« L’Origine du monde », le célèbre tableau peint en 1866 par Gustave Courbet dévoile le sexe de la femme au nez et à la barbe des regards prudes. L’œuvre donne son titre, et son esprit provocateur, à une bande dessinée écrite et dessinée par Liv Strömquist en 2014.
Cette partie de l’anatomie féminine qui turlupine nos sociétés depuis la nuit des temps, est aussi le sujet, sous le même titre, de la création pour les planches de Claire-Aurore Bartolo. La jeune metteuse en scène est entourée de comédiens issus comme elle de la dernière promotion de l’éstba, École supérieure de théâtre Bordeaux Aquitaine.
Présentée au Studio du TnBA jusqu’au 10 décembre, la libre adaptation de la BD ajoute sans complexe une troisième dimension, après le dessin et l’écriture, celle du théâtre, et réussit à traduire tout le style tranchant et acerbe de l’auteure suédoise.
Rires et consternations
Claire-Aurore Bartolo découvre la BD en 2017, à l’âge de 17 ans. « Ce n’était pas normal que je ne sache pas ces choses et c’était important qu’un maximum de gens les connaissent », dira-t-elle. Sa découverte de Liv Strömquist, de vingt ans son ainée, avec un sujet féministe scelle une pensée commune : dénoncer le patriarcat par la légèreté du ton et la révision parodique des certitudes.

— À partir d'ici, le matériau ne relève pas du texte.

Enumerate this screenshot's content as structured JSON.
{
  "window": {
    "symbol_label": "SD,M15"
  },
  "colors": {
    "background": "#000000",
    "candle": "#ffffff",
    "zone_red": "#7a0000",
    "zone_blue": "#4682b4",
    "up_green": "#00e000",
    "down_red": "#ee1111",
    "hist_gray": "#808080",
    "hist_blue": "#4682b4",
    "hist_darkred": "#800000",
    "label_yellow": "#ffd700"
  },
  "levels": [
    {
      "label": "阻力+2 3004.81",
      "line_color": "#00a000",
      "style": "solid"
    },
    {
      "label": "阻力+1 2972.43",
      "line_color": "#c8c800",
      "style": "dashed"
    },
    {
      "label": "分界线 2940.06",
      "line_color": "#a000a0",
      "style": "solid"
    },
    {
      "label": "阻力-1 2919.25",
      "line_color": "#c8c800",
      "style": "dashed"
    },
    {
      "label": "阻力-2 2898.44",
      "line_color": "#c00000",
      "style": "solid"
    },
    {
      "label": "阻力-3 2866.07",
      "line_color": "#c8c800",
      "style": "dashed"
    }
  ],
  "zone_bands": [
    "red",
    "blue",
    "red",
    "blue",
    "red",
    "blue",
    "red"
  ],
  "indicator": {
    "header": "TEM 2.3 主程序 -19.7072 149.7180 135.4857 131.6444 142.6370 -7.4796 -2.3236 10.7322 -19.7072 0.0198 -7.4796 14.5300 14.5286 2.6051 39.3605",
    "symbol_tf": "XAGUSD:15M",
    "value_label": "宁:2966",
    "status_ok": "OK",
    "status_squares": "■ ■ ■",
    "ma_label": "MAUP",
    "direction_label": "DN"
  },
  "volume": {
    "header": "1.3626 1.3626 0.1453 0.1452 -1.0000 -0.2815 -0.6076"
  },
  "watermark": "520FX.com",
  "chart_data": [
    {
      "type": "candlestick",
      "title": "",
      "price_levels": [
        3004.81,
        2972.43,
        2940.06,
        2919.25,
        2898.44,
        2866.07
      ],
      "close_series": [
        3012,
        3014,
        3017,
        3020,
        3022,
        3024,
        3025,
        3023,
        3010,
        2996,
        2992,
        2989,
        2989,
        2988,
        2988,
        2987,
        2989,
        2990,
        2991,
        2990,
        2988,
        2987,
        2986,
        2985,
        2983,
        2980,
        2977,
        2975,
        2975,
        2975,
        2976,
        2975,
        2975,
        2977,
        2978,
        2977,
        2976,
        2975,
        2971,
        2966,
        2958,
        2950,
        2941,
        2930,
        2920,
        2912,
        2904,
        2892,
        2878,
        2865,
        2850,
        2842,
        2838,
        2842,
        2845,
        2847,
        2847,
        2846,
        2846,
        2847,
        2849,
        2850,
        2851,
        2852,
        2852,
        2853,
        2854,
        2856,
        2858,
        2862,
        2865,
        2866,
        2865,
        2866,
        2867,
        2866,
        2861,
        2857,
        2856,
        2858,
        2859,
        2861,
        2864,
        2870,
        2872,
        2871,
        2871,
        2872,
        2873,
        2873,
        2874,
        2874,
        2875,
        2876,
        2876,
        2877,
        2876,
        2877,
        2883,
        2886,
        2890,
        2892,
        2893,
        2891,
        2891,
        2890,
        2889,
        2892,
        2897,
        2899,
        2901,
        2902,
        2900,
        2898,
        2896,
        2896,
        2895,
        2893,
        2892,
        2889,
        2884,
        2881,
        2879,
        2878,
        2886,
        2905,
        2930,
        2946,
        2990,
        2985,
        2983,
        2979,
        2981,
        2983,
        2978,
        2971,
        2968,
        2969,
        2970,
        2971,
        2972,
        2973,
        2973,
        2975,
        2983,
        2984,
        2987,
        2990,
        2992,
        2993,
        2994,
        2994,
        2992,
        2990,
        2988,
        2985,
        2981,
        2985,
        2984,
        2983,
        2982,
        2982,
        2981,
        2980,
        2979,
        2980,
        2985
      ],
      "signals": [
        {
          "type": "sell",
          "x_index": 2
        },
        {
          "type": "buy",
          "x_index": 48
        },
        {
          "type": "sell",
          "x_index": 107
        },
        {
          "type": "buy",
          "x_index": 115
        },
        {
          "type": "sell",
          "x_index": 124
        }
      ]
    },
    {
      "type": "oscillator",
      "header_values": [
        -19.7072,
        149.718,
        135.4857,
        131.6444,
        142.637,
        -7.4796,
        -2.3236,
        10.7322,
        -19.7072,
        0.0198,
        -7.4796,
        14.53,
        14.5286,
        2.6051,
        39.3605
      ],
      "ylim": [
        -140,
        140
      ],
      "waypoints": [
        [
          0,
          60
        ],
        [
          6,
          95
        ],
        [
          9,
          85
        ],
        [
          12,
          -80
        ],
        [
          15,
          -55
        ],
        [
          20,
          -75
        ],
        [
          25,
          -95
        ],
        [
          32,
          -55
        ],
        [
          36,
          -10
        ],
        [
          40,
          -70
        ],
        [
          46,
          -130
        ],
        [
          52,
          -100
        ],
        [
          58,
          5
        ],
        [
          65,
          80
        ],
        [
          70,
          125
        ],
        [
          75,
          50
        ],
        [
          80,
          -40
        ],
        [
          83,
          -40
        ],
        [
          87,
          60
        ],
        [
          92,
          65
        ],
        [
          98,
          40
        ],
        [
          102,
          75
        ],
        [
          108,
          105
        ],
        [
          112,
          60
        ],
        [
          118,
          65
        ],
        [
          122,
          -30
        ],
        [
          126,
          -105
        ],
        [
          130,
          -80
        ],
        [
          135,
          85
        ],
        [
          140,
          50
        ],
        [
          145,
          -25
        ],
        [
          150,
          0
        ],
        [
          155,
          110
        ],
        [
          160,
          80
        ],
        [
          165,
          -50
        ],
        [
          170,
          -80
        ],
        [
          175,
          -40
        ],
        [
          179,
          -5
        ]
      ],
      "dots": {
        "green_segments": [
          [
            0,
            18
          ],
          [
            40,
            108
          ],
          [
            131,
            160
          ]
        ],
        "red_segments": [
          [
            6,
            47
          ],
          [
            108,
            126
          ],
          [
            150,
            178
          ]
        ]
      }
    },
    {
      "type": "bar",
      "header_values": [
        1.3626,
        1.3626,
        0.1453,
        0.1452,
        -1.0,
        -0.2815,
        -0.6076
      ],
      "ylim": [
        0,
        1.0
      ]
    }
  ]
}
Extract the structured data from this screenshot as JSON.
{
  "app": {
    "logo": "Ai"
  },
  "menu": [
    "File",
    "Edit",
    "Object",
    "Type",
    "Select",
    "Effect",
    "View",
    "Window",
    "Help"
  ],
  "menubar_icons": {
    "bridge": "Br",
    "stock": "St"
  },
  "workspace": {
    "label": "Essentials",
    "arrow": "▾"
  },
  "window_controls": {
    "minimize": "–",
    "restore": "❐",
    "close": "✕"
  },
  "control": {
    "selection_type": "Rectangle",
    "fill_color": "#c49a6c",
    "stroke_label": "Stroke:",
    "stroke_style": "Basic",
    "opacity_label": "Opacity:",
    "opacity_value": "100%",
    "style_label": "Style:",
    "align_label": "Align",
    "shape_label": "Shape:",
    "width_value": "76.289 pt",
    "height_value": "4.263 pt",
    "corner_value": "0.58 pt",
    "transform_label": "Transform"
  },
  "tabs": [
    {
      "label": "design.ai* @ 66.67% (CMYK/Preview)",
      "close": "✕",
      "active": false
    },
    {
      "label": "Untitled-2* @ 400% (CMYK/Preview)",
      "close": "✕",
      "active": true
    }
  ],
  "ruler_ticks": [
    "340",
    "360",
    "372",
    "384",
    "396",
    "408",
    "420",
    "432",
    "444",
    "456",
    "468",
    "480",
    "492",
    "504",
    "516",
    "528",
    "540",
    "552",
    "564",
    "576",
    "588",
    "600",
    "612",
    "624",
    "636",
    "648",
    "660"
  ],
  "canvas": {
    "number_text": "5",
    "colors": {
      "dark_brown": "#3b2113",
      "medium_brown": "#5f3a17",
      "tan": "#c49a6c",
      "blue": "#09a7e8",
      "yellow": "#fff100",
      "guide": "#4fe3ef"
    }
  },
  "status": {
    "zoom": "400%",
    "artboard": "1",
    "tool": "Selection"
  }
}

Le texte de « L’Origine du monde » offre un panel de répliques assassines, une galerie de personnages masculins des plus aberrants, et plusieurs volets du sexe féminin tous maltraités par des théories fumeuses. De Saint-Augustin à docteur Kellogg’s – oui, celui des corn-flakes –, on découvre, entre éclats de rire et consternations, comment l’organe de la femme a été interprété à tort et à travers.
Pour Kellogs, la masturbation provoque le cancer de l’utérus. Pour le gynécologue anglais Isaac Baker Brown, cette même masturbation peut s’éradiquer par l’ablation du clitoris. On se dit qu’un peu de philosophie dans ce monde de brutes pourrait… Non ! Pas du tout, surtout quand on apprend que le sexe féminin pour Jean-Paul Sartre « est un appel d’être, comme d’ailleurs tous les trous ».
Tournée des lycées
Le spectacle s’emploie donc à démonter un tas d’affirmations avancées tout au long de l’histoire. Construit en quatre parties – personnages de l’histoire, leçons d’anatomie du sexe féminin, l’orgasme, et enfin les règles –, il emprunte aux émissions de télévision grand-public les codes les plus loufoques : chorégraphies, intermèdes… et même un jeu avec les spectateurs qu’on ne dévoilera pas, vous allez réviser.
Le texte est pratiquement celui de la BD. Les comédiens, Mathéo Chalvignac, Margot Delabouglise, Barthélémy Maymat-Pellicane, Danaé Monnot et Ariane Pelluet, s’adressent au public frontalement et ont à cœur de transmettre la justesse et la clarté d’analyse à la petite cuillère. On est loin des tensions palpables dans les salles de classe pour ce type de cours d’anatomie. Ici, la transmission est à la fois ludique et rentre-dedans.
Ce n’est pas la première ni la dernière adaptation théâtrale d’une œuvre de Liv Strömquist, régulièrement reprise sur scène. La question des tabous liés au sexe féminin est un puits sans fond, inépuisable, dans lequel l’histoire déverse régulièrement des inepties. Qu’une certaine fraîcheur s’en empare ne peut que le porter haut, et ici c’est le cas. « L’Origine du monde » de Claire-Aurore Bartolo, produit par le Théâtre national Bordeaux Aquitaine, a même prévu de faire la tournée des lycées.